Jeder Bundesligaverein speist sein Image aus 1) dem Erfolg der Mannschaft, 2) daraus, wie erfolgreich der Verein selbst sein Image zu steuern vermag und 3), ob die Öffentlichkeit die Punkte 1) und 2) in ihr Bild vom Verein integriert. Borussia Dortmund ist es gelungen, sich für viele als Gegenspieler des FC Bayern zu positionieren, weil das Team attraktiv spielt, weil der Klub die Kampagne "Echte Liebe" dauerbefeuert hat, und — vor allem — weil große Teile Fußball-Deutschlands per se eine Mannschaft mögen, die den Bayern Paroli bieten kann.

Überträgt man diese Image-Anforderungen auf Bayer 04, kommt man zu folgendem Ergebnis: 1) Die Werkself hat sich als Dauergast unter den Top-Sechs in Deutschland etabliert und sich einen erfrischenden Spielstil erarbeitet. 2) Die "Werkself"-Kampagne hat funktioniert — einen Vorwurf der Öffentlichkeit aufzunehmen und damit zu spielen, ging als sympathischer Schachzug durch. 3) Trotzdem verharrt ein Großteil der Fußballinteressierten dem Verein im besten Fall gleichgültig gegenüber.

Bayer 04 ist also — überspitzt formuliert — für die Mehrheit außerhalb Leverkusens ein Top-Klub aus der Bundesliga, der vorbildlich Talente hervorbringt und fördert, der aber für Neutrale an Reiz verliert, weil er national kein Konkurrent der Bayern sein kann und international in der Regel zu einem Zeitpunkt die Segel streichen muss, wenn man ihn dafür nicht wirklich kritisieren kann. Das ist Bayers Nische, in der man sich einerseits über Jahre erfolgreich positioniert hat, in die man andererseits von außen aber eben auch einsortiert wird.
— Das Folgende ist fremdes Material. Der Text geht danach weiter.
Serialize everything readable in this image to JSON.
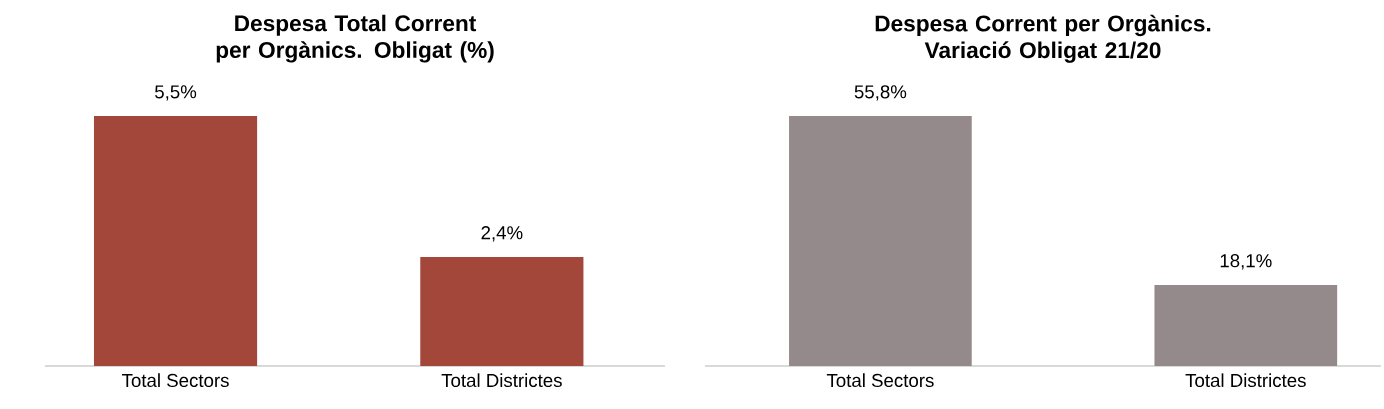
{
  "chart_data": [
    {
      "type": "bar",
      "title": "Despesa Total Corrent per Orgànics. Obligat (%)",
      "categories": [
        "Total Sectors",
        "Total Districtes"
      ],
      "values": [
        5.5,
        2.4
      ],
      "value_labels": [
        "5,5%",
        "2,4%"
      ],
      "color": "#a4473b",
      "tick_labels": "x"
    },
    {
      "type": "bar",
      "title": "Despesa Corrent per Orgànics. Variació Obligat 21/20",
      "categories": [
        "Total Sectors",
        "Total Districtes"
      ],
      "values": [
        55.8,
        18.1
      ],
      "value_labels": [
        "55,8%",
        "18,1%"
      ],
      "color": "#958a8b",
      "tick_labels": "x"
    }
  ]
}
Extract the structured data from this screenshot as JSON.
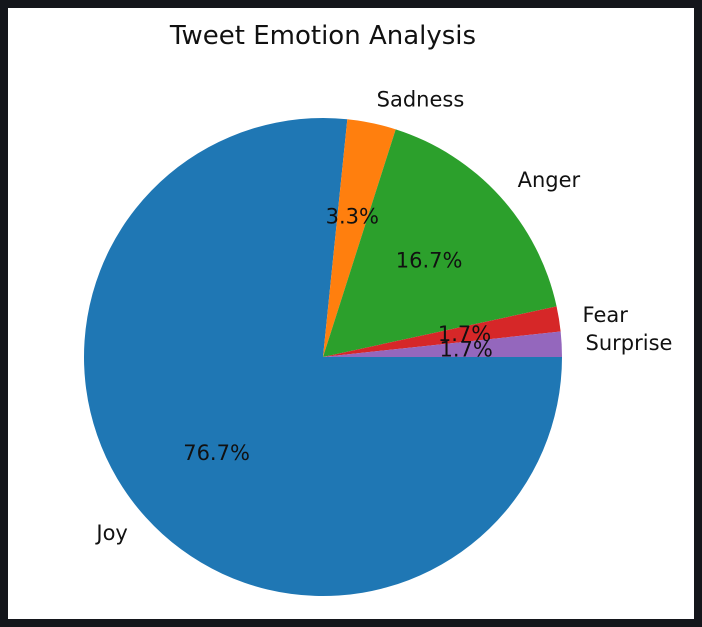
{
  "chart_data": {
    "type": "pie",
    "title": "Tweet Emotion Analysis",
    "start_angle_deg": 0,
    "direction": "clockwise",
    "slices": [
      {
        "label": "Joy",
        "value": 76.7,
        "pct_label": "76.7%",
        "color": "#1f77b4"
      },
      {
        "label": "Sadness",
        "value": 3.3,
        "pct_label": "3.3%",
        "color": "#ff7f0e"
      },
      {
        "label": "Anger",
        "value": 16.7,
        "pct_label": "16.7%",
        "color": "#2ca02c"
      },
      {
        "label": "Fear",
        "value": 1.7,
        "pct_label": "1.7%",
        "color": "#d62728"
      },
      {
        "label": "Surprise",
        "value": 1.7,
        "pct_label": "1.7%",
        "color": "#9467bd"
      }
    ]
  }
}
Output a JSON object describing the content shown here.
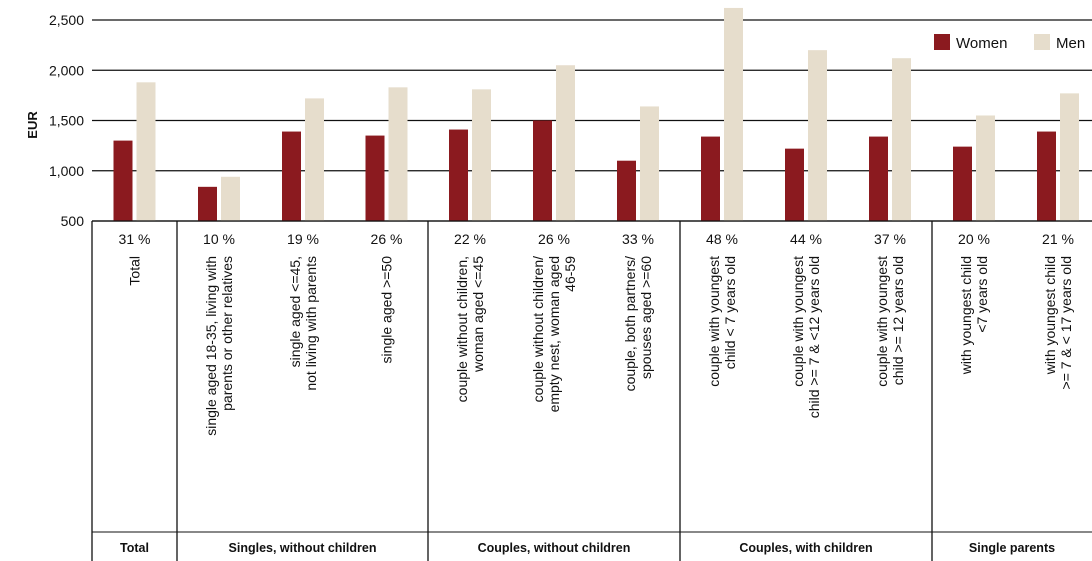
{
  "chart_data": {
    "type": "bar",
    "ylabel": "EUR",
    "ylim": [
      500,
      2500
    ],
    "yticks": [
      "500",
      "1,000",
      "1,500",
      "2,000",
      "2,500"
    ],
    "ytick_values": [
      500,
      1000,
      1500,
      2000,
      2500
    ],
    "grid": true,
    "legend_position": "top-right",
    "colors": {
      "Women": "#8b1a1f",
      "Men": "#e6ddcc"
    },
    "categories": [
      [
        "Total"
      ],
      [
        "single aged 18-35, living with",
        "parents or other relatives"
      ],
      [
        "single aged <=45,",
        "not living with parents"
      ],
      [
        "single aged >=50"
      ],
      [
        "couple without children,",
        "woman aged <=45"
      ],
      [
        "couple without children/",
        "empty nest, woman aged",
        "46-59"
      ],
      [
        "couple, both partners/",
        "spouses aged >=60"
      ],
      [
        "couple with youngest",
        "child < 7 years old"
      ],
      [
        "couple with youngest",
        "child >= 7 & <12  years old"
      ],
      [
        "couple with youngest",
        "child >= 12 years old"
      ],
      [
        "with youngest child",
        "<7 years old"
      ],
      [
        "with youngest child",
        ">= 7 & < 17 years old"
      ]
    ],
    "gap_labels": [
      "31 %",
      "10 %",
      "19 %",
      "26 %",
      "22 %",
      "26 %",
      "33 %",
      "48 %",
      "44 %",
      "37 %",
      "20 %",
      "21 %"
    ],
    "series": [
      {
        "name": "Women",
        "values": [
          1300,
          840,
          1390,
          1350,
          1410,
          1500,
          1100,
          1340,
          1220,
          1340,
          1240,
          1390
        ]
      },
      {
        "name": "Men",
        "values": [
          1880,
          940,
          1720,
          1830,
          1810,
          2050,
          1640,
          2620,
          2200,
          2120,
          1550,
          1770
        ]
      }
    ],
    "groups": [
      {
        "label": "Total",
        "start": 0,
        "end": 0
      },
      {
        "label": "Singles, without children",
        "start": 1,
        "end": 3
      },
      {
        "label": "Couples, without children",
        "start": 4,
        "end": 6
      },
      {
        "label": "Couples, with children",
        "start": 7,
        "end": 9
      },
      {
        "label": "Single parents",
        "start": 10,
        "end": 11
      }
    ]
  }
}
Die Probleme, Misstöne, Häme, Missverständnisse und reflexartige Abwehrhaltungen resultieren in der Regel dann auch daraus, dass der Verein sich zuweilen außerhalb dieser Nische bewegt — oberhalb wie unterhalb. Eine zu breite Brust (Robin Dutt, von Platz zwei nach oben denken) wird ihm im Nachgang genauso negativ ausgelegt, wie zu großes Understatement (Rudi Völler, Europa League ist das Mindestziel, Champions League ein Wunsch). Bayer 04 ist in seiner Nische des realistisch Machbaren eingeengt, und diese ist in einer Gesellschaft, die nach Extremen, nach Rekorden und Sensationen giert, eben wenig sexy. Das muss man nicht gutheißen, aber realisieren. Der "Kicker" schrieb nach dem Nürnberg-Spiel, "dass Bayer Leverkusen es in der Vergangenheit nicht geschafft hat, die Öffentlichkeit darüber aufzuklären, was möglich ist und was nicht". Möglich machen Sami Hyypiä und sein Team bislang viel — mehr als man erwarten konnte. Trotzdem bleibt man in der BayArena realistisch. Das ist gut so und hält Bayer 04 in der etablierten Nische. Die erweist sich wohl letztlich als gar nicht so schlecht.